Climbing instruction continued today but some additional components of the training were begun today, too. Two of our groups of 8 Basic Climbing students as well as a Lead and Assistant Instructor remained in Phortse for 2 of those classes. The goal of these day-long segments is for our students to learn some of the “softer”, but essential, guiding skills. In many ways, these additional skills are even more valuable than the climbing as many of our students will never work in the high mountains but will be trekking guides. I reminded the students at the opening ceremony that they are not guiding mountains, they are guiding¬†people.

Alexa Lindauer of CA and OR is teaching our first-aid/medical course, a 1-day crash course for our students. One of the local English teachers helped all day as an interpreter which was very beneficial. Our medical course was begun more than a decade ago by our friend, Dr. Luann Freer, of Bozeman. Luann is better known as the doctor who started Everest ER, the seasonal medical clinic at Everest Basecamp. (As an aside, if you ever get a chance to hear her presentation on how she got started, be sure to go. She’s fabulous.) For the past several years, the KCC medical component has been taught by Dr.
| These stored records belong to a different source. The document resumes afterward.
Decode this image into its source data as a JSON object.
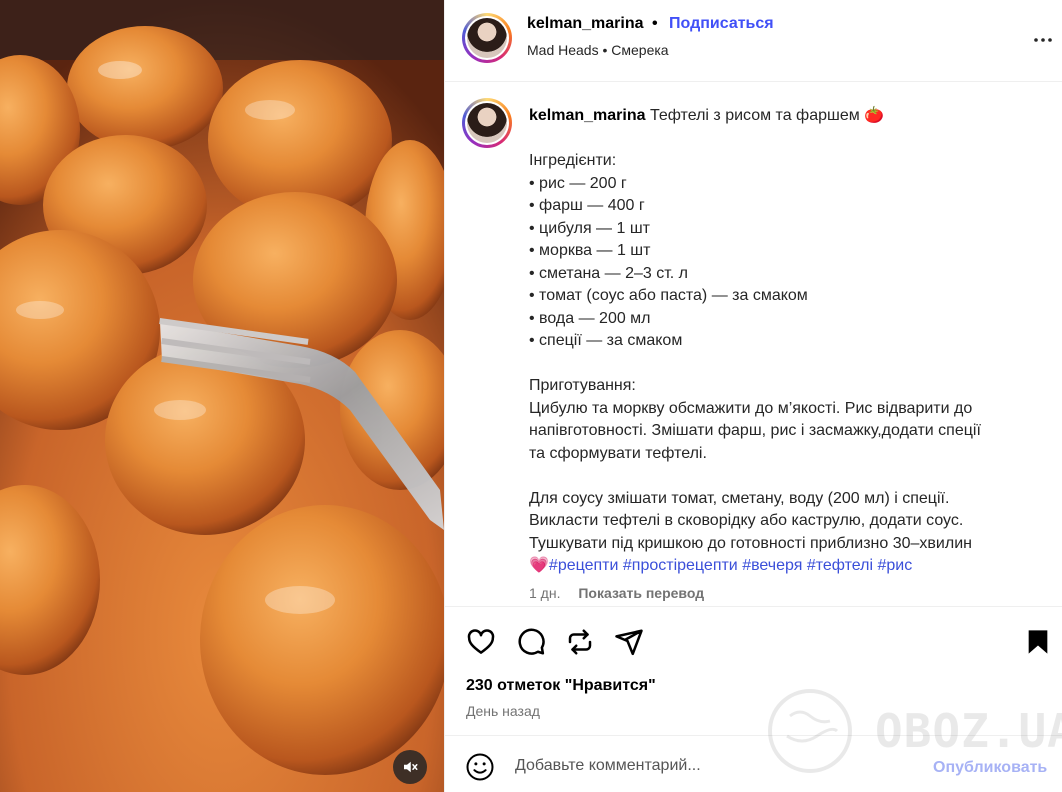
{
  "post": {
    "author": {
      "username": "kelman_marina",
      "follow_label": "Подписаться",
      "separator": "•",
      "audio": "Mad Heads • Смерека"
    },
    "caption": {
      "title": "Тефтелі з рисом та фаршем 🍅",
      "ingredients_heading": "Інгредієнти:",
      "ingredients": [
        "• рис — 200 г",
        "• фарш — 400 г",
        "• цибуля — 1 шт",
        "• морква — 1 шт",
        "• сметана — 2–3 ст. л",
        "• томат (соус або паста) — за смаком",
        "• вода — 200 мл",
        "• спеції — за смаком"
      ],
      "steps_heading": "Приготування:",
      "steps_lines": [
        "Цибулю та моркву обсмажити до м’якості. Рис відварити до",
        "напівготовності. Змішати фарш, рис і засмажку,додати спеції",
        "та сформувати тефтелі."
      ],
      "sauce_lines": [
        "Для соусу змішати томат, сметану, воду (200 мл) і спеції.",
        "Викласти тефтелі в сковорідку або каструлю, додати соус.",
        "Тушкувати під кришкою до готовності приблизно 30–хвилин"
      ],
      "heart_emoji": "💗",
      "hashtags": [
        "#рецепти",
        "#простірецепти",
        "#вечеря",
        "#тефтелі",
        "#рис"
      ],
      "age": "1 дн.",
      "translate_label": "Показать перевод"
    },
    "actions": {
      "icons": [
        "heart-icon",
        "comment-icon",
        "repost-icon",
        "share-icon",
        "bookmark-icon"
      ]
    },
    "likes": "230 отметок \"Нравится\"",
    "posted": "День назад",
    "comment": {
      "placeholder": "Добавьте комментарий...",
      "post_label": "Опубликовать"
    },
    "watermark": "OBOZ.UA"
  }
}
Nima Sherpa and Chandre Ale, a wilderness EMT and instructor. Neither is able to be with us this year but Alexa is ably teaching the course. From what I observed today she and the students are having a great time as well as being quite productive. A day is a short time to learn a lot of first-aid but hopefully the intense 9-hour session can be of use to both our students and their future clients.

Today was also the first day of our Mountain Environment component taught by Krishna Gopal Shrestha and Dr. Rob Thomas (geology colleague and close friend of mine). Rob and Krishna began this program in 2011 and it continues to evolve as we learn more about what is useful, practical, and interesting to our students. The Mtn Env group spent the morning learning about reading topographical maps, relating the maps to the surrounding topography, and compass use. The afternoon is spent outside investigating cloud types and weather, mountain and glacial topography, and recognizing natural hazards such as landslides, areas of flash flooding, etc. Rob and Krishna also give an evening slide show on natural hazards and how best to avoid them. The 35 or so students and instructors at last nights presentation were full of questions and made Krishna earn his keep! Great evening.

One other component, not yet begun today, is Client Care. Our instructors will work with their groups for a day emphasizing many basics of keeping clients happy in the mountains: warmth, hydration, blister prevention and treatment, local flora and fauna, etc. The real hook for our students is the suggestion that these good skills keep clients happy, and happy clients give bigger tips!

I have a few more details to work on before dinner followed by an evening avalanche education film.